The reaction in our nation’s capital, 90 miles away? Pretend it didn’t happen. Or if you had to acknowledge it happened, pretend it was of no significance. Or if you had to acknowledge it was of some significance, pretend it was merely a product of unique and local circumstances. Above all: Don’t draw any meaningful conclusions from what happened. And truly above all: Don’t change your behavior in any important way.

So the night after Eric Cantor’s defeat, the House Republican whip, the amiable Kevin McCarthy—the apparent frontrunner to succeed Cantor as leader because intelligent conservatives don’t want to compete for the privilege of serving as No. 2 to the amiable speaker, John Boehner—was telling a group of lobbyists pulled together by the Chamber of Commerce in a private room in a D.C. steakhouse: Don’t worry, nothing much will change, it will be business as usual in the House of Representatives.

But change was in the air. McCarthy spoke at the Capital Grille. Team Cantor had run up a campaign tab of $168,637—more than the total campaign spending of his challenger Dave Brat—at competing steakhouses Bobby Van’s and BLT Steak, a mile away. Who says politicians aren’t responsive to voters?

Over in the other party, its apparently prohibitive presidential frontrunner Hillary Clinton told Diane Sawyer she and her husband Bill were “dead broke” when they left the White House in 2001. Presumably her $8 million book advance, already signed and sealed, and her husband’s $15 million advance, shortly to come, weren’t enough as the Clintons “struggled to, you know, piece together the resources for mortgages, for houses, for Chelsea’s education. You know, it was not easy.” Undoubtedly not. Presumably after a cavalcade of $200,000 speeches and with a net worth of about $200 million, it’s gotten somewhat easier, a bit less burdensome, for the Queen of the Democrats.

Meanwhile, in real America, veterans are denied care. Other Americans are forced to buy insurance they don’t want at costs they can’t afford while their taxes bail out insurance companies in league with the Obama administration. Meanwhile, in the real world, Americans are abandoned when under attack by terrorists in Benghazi, and terrorists are released from Guantánamo in return for an American who abandoned his fellow soldiers.

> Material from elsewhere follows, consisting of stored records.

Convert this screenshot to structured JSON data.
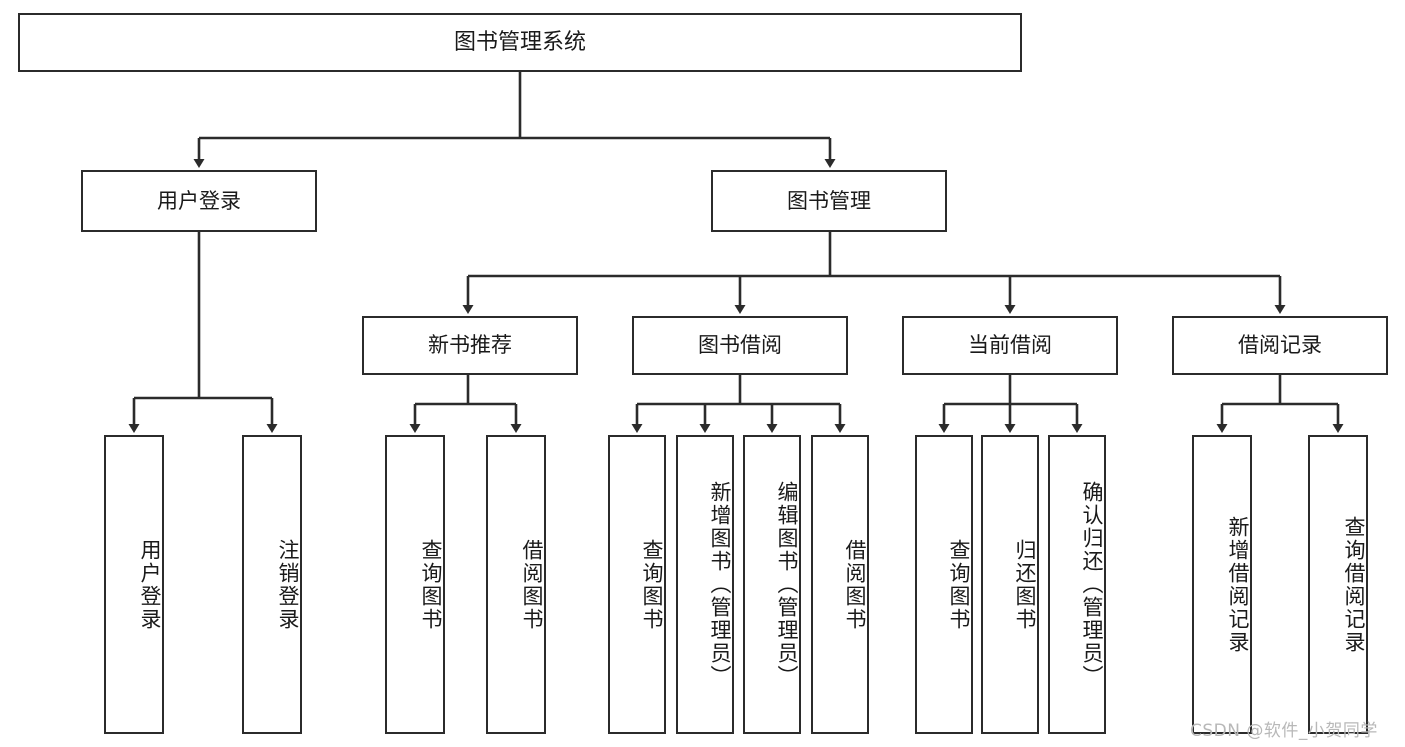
{
  "diagram": {
    "title": "图书管理系统",
    "type": "tree-hierarchy-functional-structure",
    "root": {
      "label": "图书管理系统"
    },
    "level2": [
      {
        "label": "用户登录"
      },
      {
        "label": "图书管理"
      }
    ],
    "level3": [
      {
        "label": "新书推荐"
      },
      {
        "label": "图书借阅"
      },
      {
        "label": "当前借阅"
      },
      {
        "label": "借阅记录"
      }
    ],
    "leaves": {
      "user_login": [
        {
          "label": "用户登录"
        },
        {
          "label": "注销登录"
        }
      ],
      "new_book_recommend": [
        {
          "label": "查询图书"
        },
        {
          "label": "借阅图书"
        }
      ],
      "book_borrow": [
        {
          "label": "查询图书"
        },
        {
          "label": "新增图书（管理员）"
        },
        {
          "label": "编辑图书（管理员）"
        },
        {
          "label": "借阅图书"
        }
      ],
      "current_borrow": [
        {
          "label": "查询图书"
        },
        {
          "label": "归还图书"
        },
        {
          "label": "确认归还（管理员）"
        }
      ],
      "borrow_record": [
        {
          "label": "新增借阅记录"
        },
        {
          "label": "查询借阅记录"
        }
      ]
    }
  },
  "watermark": {
    "text": "CSDN @软件_小贺同学"
  },
  "colors": {
    "stroke": "#2b2b2b",
    "fill": "#ffffff",
    "text": "#1a1a1a",
    "watermark": "#b8b8b8"
  }
}
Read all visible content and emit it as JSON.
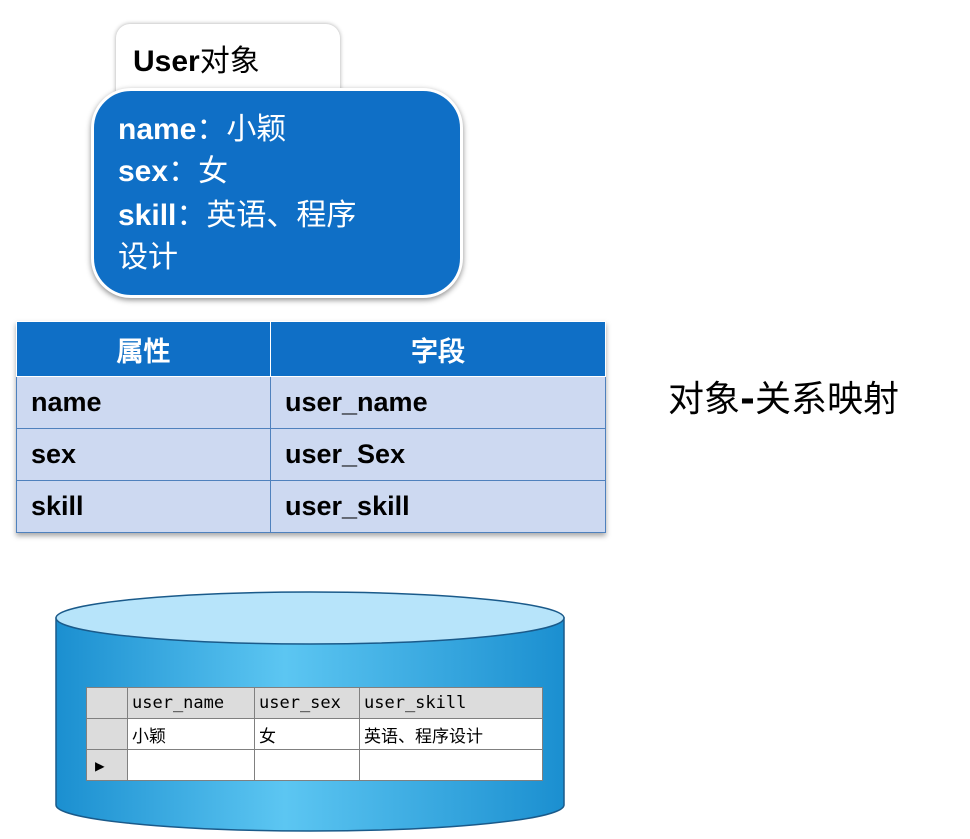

And now the Obama administration stands and watches as Iraq, abandoned after a noble if difficult effort on the part of American soldiers and Marines sent to Iraq with the blessing not just of George W. Bush and John McCain but of Hillary Clinton, Joe Biden, and John Kerry, falls apart under the assault of an al Qaeda army that turns out not to be “on the run.” Or at least not “on the run” in the way President Obama meant. Nor does he mean to do anything about the slaughter in Syria and Iran’s quest for nuclear weapons. Lector, si monumentum requiris, circumspice. If you seek Obama’s memorial, look around you.

Of course, the task of the opposition party isn’t to contemplate memorials but to change the course of the nation. The good news for Republicans is that while their D.C. leadership, such as it is, remains relatively clueless, there’s an unusual number of good Senate and House candidates who, if elected this November, might actually shake things up. Even more important than 2014 is 2016. Republicans, for a change, aren’t saddled with the prospect of an out-of-touch insider as their presidential nominee. (Is it conceivable that no populist Democrat will see Hillary Clinton’s glaring weaknesses and take her on?) The populist mantle, the reformist mantle, the Main Street and Middle America mantles, are there for the Republican taking.

The voters of the 7th District in Virginia have rendered, on behalf of their fellow Americans, a verdict of no confidence in the Republican establishment. This November, voters across America will render, we’re increasingly confident, a verdict of no confidence in the Democratic establishment. One could say that the establishments of both parties are “dead broke.”

When Arthur Greenwood rose to speak in the House of Commons on September 2, 1939, responding to Prime Minister Neville Chamberlain on behalf of the opposition Labour party, the redoubtable Leo Amery called out from the Conservative back benches: “Speak for England!” Will a Republican presidential candidate, in this moment of confusion and crisis, rise to speak for America?